Native Command Prompt and PowerShell also work, but the ./setup script requires a shell that can execute shell scripts. Git Bash (which ships with Git for Windows) is the simplest option. Run the following in Git Bash:

git clone https://github.com/garrytan/gstack.git ~/.claude/skills/gstack
cd ~/.claude/skills/gstack && ./setup

The resulting installation is fully functional in Windows Claude Code sessions. The only persistent difference is that the configuration directory lives at %USERPROFILE%\.gstack\config.yaml rather than ~/.gstack/config.yaml, but Claude Code handles this path resolution transparently.

Next Steps

With gstack installed and your first /plan session complete, you have access to the full 13-command workflow system. The most immediately valuable commands to explore after /plan are:

  • /code-review — Run this on any pull request or code change before merging. The Engineering Manager gear applies consistent evaluation criteria regardless of who wrote the code or who is reviewing it.
  • /qa — Point this at your running development server. The QA gear will execute a test protocol and return a health score with a structured report saved to .gstack/qa-reports/.
  • /ship — Use this as your pre-deployment checklist. The Engineering Manager gear verifies the feature is ready without regressions before you push to production.

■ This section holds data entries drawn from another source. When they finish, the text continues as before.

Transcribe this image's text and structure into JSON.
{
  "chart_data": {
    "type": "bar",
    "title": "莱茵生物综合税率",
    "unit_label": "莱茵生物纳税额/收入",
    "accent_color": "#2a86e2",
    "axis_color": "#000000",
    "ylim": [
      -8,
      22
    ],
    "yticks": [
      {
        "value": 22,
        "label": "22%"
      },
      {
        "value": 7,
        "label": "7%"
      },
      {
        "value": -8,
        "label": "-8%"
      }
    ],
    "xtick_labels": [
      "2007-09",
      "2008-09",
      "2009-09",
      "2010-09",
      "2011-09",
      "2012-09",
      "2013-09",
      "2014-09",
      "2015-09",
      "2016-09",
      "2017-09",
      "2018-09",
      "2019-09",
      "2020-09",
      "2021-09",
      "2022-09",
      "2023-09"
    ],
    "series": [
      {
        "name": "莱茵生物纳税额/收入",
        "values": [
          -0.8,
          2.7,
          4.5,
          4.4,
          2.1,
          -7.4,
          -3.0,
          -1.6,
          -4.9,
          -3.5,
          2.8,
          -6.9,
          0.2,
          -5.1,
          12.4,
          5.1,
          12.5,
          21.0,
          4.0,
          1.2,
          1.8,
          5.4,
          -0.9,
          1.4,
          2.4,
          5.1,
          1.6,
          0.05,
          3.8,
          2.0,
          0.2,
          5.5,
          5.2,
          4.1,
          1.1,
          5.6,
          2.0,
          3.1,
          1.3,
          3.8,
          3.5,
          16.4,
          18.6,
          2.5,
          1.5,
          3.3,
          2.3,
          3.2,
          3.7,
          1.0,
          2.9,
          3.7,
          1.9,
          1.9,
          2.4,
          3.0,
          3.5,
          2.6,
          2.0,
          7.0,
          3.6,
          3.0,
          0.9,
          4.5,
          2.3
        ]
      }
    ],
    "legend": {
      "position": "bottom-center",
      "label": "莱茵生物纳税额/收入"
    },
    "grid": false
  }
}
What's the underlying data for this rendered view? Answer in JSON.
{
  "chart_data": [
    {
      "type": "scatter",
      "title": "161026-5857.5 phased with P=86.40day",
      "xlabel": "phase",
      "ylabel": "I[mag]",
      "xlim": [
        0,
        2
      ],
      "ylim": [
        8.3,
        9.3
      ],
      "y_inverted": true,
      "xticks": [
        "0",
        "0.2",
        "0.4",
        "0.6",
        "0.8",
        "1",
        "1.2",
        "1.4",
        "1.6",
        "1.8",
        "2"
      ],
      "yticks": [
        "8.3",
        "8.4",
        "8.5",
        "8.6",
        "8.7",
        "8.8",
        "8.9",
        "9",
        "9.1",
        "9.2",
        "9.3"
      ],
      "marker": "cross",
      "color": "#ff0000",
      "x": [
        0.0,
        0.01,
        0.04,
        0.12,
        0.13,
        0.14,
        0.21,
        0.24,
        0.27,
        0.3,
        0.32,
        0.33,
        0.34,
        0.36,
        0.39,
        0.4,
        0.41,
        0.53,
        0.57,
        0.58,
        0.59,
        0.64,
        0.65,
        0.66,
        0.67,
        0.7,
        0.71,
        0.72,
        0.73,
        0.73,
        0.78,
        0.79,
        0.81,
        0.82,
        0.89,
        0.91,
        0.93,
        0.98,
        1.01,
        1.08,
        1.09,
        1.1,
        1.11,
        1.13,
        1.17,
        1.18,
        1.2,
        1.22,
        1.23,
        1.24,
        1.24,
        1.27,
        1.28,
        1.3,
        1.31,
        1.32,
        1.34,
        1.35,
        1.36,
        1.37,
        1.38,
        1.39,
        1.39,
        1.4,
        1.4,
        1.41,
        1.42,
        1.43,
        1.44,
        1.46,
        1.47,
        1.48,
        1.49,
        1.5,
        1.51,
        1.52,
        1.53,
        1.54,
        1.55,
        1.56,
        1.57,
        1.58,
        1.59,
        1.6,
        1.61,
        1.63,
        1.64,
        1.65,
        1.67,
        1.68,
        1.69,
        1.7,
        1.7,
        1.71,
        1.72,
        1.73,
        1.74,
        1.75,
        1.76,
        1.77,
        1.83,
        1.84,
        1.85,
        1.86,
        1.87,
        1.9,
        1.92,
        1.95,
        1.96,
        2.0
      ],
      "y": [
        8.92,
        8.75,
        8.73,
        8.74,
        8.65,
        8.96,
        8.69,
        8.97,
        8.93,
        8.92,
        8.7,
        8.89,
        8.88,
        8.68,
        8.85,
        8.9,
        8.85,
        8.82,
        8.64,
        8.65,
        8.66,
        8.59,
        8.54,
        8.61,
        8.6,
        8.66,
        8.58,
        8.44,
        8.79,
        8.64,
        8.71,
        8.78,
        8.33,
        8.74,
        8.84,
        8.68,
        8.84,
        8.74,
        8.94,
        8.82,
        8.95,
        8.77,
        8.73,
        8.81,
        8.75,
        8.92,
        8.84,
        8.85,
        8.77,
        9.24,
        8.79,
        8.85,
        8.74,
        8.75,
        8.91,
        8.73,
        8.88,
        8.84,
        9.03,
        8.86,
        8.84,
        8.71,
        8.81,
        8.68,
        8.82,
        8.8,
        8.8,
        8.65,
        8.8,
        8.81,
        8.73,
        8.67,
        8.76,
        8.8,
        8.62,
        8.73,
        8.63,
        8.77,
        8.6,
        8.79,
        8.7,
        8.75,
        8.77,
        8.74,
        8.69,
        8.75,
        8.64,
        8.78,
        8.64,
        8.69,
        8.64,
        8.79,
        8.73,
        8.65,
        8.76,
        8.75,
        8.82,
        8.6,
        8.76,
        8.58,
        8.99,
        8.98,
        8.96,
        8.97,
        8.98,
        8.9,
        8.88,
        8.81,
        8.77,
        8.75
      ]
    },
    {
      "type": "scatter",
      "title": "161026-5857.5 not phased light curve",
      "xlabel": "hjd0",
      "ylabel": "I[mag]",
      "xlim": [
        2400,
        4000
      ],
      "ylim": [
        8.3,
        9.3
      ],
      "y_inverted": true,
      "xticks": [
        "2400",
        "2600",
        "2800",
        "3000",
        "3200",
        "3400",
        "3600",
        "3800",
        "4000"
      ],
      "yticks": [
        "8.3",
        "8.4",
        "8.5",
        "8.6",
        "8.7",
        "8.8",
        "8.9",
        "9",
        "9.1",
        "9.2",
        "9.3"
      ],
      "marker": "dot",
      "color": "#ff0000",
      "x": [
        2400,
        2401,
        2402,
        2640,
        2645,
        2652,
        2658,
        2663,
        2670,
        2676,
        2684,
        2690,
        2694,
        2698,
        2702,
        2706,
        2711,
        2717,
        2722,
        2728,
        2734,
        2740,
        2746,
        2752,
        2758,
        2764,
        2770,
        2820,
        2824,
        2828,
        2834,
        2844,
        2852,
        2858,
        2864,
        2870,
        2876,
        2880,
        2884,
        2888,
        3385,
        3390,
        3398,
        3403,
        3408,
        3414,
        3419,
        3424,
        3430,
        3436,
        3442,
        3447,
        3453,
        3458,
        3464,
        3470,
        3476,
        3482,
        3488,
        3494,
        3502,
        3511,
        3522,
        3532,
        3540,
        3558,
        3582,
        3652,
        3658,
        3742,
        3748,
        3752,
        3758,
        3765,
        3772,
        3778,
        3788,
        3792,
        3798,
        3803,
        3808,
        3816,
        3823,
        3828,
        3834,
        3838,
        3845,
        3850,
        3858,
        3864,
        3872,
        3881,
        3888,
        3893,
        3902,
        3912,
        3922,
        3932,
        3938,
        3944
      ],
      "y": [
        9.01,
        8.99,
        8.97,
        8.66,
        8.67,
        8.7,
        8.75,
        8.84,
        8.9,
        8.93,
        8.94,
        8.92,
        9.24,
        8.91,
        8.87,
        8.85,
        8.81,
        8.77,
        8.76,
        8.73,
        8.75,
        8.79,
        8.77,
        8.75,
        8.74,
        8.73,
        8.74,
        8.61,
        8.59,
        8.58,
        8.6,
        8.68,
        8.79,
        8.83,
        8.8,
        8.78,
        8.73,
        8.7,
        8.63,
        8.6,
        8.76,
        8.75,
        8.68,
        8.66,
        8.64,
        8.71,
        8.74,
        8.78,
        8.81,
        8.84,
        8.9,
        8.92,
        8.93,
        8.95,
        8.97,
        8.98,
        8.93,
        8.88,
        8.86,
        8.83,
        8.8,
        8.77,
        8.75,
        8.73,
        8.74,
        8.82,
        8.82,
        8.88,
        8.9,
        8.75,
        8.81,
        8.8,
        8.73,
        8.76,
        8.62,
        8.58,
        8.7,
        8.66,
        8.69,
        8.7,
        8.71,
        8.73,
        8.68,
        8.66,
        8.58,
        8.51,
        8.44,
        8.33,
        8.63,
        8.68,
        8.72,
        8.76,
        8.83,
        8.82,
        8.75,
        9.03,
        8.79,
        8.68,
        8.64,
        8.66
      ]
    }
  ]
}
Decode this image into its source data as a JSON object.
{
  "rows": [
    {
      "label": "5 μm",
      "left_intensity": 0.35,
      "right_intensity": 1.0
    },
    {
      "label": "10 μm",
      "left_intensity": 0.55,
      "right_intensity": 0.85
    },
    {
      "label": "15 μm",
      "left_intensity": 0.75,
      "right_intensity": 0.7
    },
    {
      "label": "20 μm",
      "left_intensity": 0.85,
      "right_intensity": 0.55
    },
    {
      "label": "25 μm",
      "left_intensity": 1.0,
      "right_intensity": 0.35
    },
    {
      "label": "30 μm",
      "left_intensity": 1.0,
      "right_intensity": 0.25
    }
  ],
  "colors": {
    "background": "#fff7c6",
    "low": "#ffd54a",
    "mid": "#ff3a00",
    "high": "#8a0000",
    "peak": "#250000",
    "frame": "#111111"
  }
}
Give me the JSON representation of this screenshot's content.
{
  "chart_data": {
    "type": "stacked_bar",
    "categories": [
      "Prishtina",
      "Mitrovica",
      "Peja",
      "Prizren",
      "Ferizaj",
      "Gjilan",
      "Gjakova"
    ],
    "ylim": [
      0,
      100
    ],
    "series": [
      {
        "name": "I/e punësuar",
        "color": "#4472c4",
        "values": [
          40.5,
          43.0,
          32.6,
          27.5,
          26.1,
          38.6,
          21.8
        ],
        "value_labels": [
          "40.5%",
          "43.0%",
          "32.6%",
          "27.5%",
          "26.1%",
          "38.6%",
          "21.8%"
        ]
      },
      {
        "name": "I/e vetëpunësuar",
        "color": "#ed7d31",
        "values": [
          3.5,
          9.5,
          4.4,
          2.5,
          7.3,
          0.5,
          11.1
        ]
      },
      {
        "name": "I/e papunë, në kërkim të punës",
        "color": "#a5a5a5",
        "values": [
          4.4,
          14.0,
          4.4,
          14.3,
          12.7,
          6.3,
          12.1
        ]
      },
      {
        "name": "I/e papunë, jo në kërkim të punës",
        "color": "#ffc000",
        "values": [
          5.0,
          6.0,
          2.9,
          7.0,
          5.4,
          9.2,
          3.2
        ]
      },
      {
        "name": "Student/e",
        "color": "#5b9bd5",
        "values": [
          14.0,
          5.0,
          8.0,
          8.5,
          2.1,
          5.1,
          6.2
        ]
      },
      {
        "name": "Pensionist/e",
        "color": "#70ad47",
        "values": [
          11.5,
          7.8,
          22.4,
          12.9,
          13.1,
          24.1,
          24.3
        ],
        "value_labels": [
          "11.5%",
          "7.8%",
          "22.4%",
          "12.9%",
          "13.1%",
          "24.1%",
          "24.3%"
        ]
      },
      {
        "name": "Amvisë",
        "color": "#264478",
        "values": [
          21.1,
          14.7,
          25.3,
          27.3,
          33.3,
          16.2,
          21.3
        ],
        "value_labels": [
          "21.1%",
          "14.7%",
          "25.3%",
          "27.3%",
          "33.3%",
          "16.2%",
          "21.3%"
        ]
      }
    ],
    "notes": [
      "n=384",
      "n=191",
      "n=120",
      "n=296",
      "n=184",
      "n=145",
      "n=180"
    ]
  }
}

For a deeper understanding of how the gear personas work and why the structured persona-switching approach produces better AI output than ad-hoc prompting, the gstack overview covers the design philosophy in detail.

If you are evaluating gstack against other AI coding tools, the contrast with OpenDevin is instructive. OpenDevin is a fully autonomous coding agent that operates inside a sandboxed Docker environment and requires several minutes of setup, Docker runtime, and an LLM API key configured separately. gstack is the opposite end of the spectrum: it enhances Claude Code that you already have, installs in under a minute, and keeps you in control of every action while making each action faster and more consistent. Neither approach is universally better — they serve different use cases — but understanding the trade-off helps you choose the right tool for a given task.